Tuesday, December 8, 2009

Ted Kennedy's Memoirs

I have just finished reading Ted Kennedy's memoir True Compass, which was completed only weeks before he died. It was a fascinating read. He has written many books before on political issues but never has he so openly and honestly talked about his own life which had so many highs and lows. He goes through it all: the privileged childhood, the Harvard screw up, JFK 1960, the assassinations, Chappaquiddick, the senate, Jimmy Carter, its all there. I would recommend this book to anyone, even my conservative American readers who couldn't stand him. His life story is like reading a chronology of recent world history. He even writes clearly about his memories of living in London at the out break of the second World War where his father was posted as US ambassador to Britain. I also found it refreshing how he viewed the second World War not as a chapter in world history but as a personal tragedy in which he lost his own brother. He has his own personal angle of so many historical events but what makes it so interesting is that its usually from close up and sometimes from right in the center. The 1950's red scare, his brothers presidential campaign, the Vietnam war, Watergate, the Regan, Clinton and Bush years were all eras that he witnessed first hand and often played key roles in.

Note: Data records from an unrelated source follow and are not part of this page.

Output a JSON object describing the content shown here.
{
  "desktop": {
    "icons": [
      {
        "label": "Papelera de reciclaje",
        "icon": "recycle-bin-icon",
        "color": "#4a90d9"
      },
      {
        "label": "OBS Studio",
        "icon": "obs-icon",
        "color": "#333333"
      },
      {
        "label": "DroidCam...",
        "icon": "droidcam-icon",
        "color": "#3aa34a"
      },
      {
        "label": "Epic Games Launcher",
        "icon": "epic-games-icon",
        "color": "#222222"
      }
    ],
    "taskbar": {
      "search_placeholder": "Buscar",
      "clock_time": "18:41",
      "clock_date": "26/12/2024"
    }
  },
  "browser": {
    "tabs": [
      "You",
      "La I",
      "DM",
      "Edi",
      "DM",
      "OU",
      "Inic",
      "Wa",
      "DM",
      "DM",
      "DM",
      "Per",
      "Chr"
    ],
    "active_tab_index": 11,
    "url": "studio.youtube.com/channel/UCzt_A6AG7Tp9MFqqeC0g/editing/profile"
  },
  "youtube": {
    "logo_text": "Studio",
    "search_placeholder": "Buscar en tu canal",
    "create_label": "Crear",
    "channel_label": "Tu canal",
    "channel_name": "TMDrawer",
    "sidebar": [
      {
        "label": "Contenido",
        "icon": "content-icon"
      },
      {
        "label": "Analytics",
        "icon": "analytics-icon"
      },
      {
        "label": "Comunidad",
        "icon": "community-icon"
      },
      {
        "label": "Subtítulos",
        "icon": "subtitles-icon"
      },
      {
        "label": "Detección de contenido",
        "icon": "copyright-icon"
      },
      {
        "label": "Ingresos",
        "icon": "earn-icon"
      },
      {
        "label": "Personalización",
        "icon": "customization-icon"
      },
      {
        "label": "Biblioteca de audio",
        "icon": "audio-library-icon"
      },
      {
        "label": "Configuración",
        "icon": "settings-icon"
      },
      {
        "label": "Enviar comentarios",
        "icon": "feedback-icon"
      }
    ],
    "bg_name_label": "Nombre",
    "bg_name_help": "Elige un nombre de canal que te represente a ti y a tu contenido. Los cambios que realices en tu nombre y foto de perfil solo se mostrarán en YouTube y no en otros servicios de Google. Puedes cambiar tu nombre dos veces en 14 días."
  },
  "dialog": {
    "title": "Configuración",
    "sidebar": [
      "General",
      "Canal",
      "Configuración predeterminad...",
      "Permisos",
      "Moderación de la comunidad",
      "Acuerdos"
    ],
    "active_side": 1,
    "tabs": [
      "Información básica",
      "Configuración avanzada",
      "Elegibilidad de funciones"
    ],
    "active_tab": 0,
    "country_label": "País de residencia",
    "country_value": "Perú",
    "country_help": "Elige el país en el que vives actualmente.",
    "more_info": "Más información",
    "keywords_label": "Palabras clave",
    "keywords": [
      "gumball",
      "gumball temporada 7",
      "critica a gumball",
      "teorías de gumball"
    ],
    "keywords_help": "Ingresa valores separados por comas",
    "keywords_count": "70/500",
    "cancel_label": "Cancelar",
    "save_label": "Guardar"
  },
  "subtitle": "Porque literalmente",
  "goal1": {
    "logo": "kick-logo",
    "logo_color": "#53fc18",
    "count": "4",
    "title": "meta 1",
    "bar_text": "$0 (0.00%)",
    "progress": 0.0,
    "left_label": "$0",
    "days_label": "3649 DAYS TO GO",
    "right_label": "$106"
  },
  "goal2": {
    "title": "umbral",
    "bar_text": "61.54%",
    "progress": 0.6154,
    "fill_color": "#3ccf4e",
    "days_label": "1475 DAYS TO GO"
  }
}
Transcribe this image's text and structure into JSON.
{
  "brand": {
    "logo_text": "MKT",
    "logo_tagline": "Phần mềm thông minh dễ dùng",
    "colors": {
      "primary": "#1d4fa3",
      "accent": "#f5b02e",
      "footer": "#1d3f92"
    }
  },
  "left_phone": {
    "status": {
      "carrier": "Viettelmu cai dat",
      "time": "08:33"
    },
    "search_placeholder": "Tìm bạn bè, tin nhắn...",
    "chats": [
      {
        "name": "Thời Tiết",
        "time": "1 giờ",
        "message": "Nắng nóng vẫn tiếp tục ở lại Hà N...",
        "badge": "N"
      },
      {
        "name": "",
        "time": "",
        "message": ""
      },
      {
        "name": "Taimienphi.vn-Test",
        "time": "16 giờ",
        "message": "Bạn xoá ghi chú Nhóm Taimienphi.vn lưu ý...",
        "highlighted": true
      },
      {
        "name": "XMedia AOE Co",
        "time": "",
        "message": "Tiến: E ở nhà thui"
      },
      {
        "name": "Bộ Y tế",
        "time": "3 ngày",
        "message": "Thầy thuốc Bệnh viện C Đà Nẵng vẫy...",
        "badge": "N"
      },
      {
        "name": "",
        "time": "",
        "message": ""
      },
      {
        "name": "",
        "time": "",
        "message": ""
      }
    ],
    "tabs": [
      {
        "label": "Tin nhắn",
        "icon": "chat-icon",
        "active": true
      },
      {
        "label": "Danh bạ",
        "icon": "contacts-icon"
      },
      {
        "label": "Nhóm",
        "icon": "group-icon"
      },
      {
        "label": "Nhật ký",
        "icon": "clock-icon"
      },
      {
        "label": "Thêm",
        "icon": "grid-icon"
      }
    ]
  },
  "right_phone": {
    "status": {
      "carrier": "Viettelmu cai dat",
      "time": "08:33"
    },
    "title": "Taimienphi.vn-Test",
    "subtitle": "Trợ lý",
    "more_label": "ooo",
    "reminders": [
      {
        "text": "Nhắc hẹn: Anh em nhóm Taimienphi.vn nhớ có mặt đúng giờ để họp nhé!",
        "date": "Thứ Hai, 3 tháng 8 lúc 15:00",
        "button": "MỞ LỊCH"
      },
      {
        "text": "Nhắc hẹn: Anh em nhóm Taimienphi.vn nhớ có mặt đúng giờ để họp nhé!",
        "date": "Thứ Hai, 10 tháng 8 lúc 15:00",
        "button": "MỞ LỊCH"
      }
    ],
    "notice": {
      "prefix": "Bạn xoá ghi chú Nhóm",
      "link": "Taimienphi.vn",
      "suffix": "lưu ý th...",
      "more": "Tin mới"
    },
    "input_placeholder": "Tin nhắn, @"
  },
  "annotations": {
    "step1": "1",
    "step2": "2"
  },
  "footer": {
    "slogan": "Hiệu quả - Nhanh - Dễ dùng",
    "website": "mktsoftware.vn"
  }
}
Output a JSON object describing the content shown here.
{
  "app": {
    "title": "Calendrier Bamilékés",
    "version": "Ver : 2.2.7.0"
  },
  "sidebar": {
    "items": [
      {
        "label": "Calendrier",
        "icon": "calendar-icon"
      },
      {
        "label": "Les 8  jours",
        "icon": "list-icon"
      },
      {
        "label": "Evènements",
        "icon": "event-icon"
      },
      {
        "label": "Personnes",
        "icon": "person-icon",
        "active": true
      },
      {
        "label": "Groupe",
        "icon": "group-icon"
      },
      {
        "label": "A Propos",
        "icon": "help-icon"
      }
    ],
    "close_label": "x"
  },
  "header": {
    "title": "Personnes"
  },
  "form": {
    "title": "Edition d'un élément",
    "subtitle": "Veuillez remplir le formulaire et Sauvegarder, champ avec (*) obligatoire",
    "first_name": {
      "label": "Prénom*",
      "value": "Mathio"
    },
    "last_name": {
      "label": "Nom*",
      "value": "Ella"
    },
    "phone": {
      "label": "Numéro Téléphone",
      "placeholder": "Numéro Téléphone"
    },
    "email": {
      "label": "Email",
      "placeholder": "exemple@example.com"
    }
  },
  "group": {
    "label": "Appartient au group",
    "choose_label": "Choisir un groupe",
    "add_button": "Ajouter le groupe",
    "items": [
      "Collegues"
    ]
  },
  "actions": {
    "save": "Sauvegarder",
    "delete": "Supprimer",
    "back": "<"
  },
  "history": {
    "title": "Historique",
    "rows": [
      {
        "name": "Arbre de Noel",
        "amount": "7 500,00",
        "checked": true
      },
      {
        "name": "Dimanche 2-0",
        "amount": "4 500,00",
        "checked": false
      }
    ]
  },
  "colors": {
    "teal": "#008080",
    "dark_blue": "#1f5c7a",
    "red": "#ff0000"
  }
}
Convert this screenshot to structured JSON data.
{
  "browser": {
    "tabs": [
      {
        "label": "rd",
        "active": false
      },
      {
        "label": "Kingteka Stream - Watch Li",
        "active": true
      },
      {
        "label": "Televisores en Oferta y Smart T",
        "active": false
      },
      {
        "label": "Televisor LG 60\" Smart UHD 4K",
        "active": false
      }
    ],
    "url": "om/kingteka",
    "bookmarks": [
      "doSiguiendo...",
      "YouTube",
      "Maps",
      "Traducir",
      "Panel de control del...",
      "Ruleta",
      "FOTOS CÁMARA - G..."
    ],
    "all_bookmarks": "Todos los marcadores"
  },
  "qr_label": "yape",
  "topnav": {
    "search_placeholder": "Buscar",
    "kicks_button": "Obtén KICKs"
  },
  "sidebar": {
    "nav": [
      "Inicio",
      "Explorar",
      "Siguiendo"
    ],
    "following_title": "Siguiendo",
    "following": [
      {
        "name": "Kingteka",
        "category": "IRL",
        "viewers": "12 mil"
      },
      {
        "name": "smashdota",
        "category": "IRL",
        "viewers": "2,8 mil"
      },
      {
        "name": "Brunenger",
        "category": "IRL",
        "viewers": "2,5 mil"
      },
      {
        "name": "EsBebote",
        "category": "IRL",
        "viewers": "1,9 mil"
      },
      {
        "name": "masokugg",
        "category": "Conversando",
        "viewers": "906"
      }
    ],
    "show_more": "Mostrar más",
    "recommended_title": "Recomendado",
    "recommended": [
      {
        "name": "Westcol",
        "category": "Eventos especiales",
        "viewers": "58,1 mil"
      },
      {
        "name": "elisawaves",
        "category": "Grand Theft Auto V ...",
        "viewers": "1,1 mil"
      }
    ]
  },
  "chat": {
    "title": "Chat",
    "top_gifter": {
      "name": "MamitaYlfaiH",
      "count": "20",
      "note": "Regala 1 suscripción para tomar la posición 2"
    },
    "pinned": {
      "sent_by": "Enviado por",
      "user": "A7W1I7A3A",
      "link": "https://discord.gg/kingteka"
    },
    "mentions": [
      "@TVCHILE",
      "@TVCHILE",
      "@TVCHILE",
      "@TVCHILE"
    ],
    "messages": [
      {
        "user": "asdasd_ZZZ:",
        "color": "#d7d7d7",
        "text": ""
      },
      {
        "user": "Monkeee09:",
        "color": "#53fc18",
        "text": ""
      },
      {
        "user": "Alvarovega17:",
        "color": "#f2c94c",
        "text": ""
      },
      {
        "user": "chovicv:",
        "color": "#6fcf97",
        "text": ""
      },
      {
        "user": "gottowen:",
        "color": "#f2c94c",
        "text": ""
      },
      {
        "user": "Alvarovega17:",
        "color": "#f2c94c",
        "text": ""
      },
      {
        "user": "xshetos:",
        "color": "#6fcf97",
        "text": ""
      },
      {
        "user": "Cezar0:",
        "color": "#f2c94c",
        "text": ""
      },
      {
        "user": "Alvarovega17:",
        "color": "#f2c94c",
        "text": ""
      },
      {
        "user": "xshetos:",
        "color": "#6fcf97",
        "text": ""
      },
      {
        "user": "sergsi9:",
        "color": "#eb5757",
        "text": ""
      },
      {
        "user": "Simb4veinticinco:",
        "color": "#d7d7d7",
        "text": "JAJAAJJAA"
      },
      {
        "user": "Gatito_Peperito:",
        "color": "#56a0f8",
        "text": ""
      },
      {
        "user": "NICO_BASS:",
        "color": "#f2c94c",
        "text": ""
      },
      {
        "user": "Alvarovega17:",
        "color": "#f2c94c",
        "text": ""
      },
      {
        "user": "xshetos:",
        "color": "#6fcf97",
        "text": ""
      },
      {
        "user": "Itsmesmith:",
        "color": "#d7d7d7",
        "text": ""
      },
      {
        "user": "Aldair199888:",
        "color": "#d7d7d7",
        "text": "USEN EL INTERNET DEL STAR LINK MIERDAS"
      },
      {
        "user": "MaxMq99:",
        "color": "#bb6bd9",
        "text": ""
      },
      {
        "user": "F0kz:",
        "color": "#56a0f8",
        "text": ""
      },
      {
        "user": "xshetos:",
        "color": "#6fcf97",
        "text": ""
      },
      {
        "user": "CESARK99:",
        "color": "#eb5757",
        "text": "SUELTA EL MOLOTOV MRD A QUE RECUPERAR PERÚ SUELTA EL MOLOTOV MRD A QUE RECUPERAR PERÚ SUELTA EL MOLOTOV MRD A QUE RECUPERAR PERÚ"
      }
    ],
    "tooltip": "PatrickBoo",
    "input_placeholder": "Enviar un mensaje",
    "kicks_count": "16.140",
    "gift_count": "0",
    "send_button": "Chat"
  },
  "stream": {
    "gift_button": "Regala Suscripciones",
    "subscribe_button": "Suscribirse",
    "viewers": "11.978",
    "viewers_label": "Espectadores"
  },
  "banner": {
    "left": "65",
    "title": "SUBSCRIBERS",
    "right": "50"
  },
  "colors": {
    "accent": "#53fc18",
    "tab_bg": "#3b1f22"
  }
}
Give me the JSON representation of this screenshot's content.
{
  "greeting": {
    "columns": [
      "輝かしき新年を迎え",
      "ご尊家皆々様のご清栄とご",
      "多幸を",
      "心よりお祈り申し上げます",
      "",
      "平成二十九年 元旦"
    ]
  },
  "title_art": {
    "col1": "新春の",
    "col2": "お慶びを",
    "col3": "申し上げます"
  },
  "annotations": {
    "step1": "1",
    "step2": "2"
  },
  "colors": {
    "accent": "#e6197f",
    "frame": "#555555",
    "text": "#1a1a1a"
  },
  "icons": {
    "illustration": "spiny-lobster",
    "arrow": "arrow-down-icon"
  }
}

More than anything though this is a personal book about his life. He frequently reiterates that the tragedies in his life are no greater than those experienced by most large families. Quite a statement considering how by aged 36 he had buried four siblings. Not to mention the fatal plane and car crashes he was in. His relationship with his family is the best thing about this book. There was the complicated relationship he had with his highly driven yet sentimental father as well as his devout mother who died in 1995 aged 105. He goes into detail about his relationship with Bobby and Jack and his personal account of their deaths is intense. He writes frankly about his two marriages, one successful, the other less so. Then there is his children, two of whom barely survived cancer. It all makes for a very special read and one of those rare books that you can't put down. What makes it all so poignant is that it was written in the final months of his life when he knew he was dying. Its philosophical style in this respect is very thought provoking which I suppose is the point. I would give this book 8 out of 10.

Incidentally I have decided to review more books on Gubu world. I will try post one book review per week as I have read many over the last year.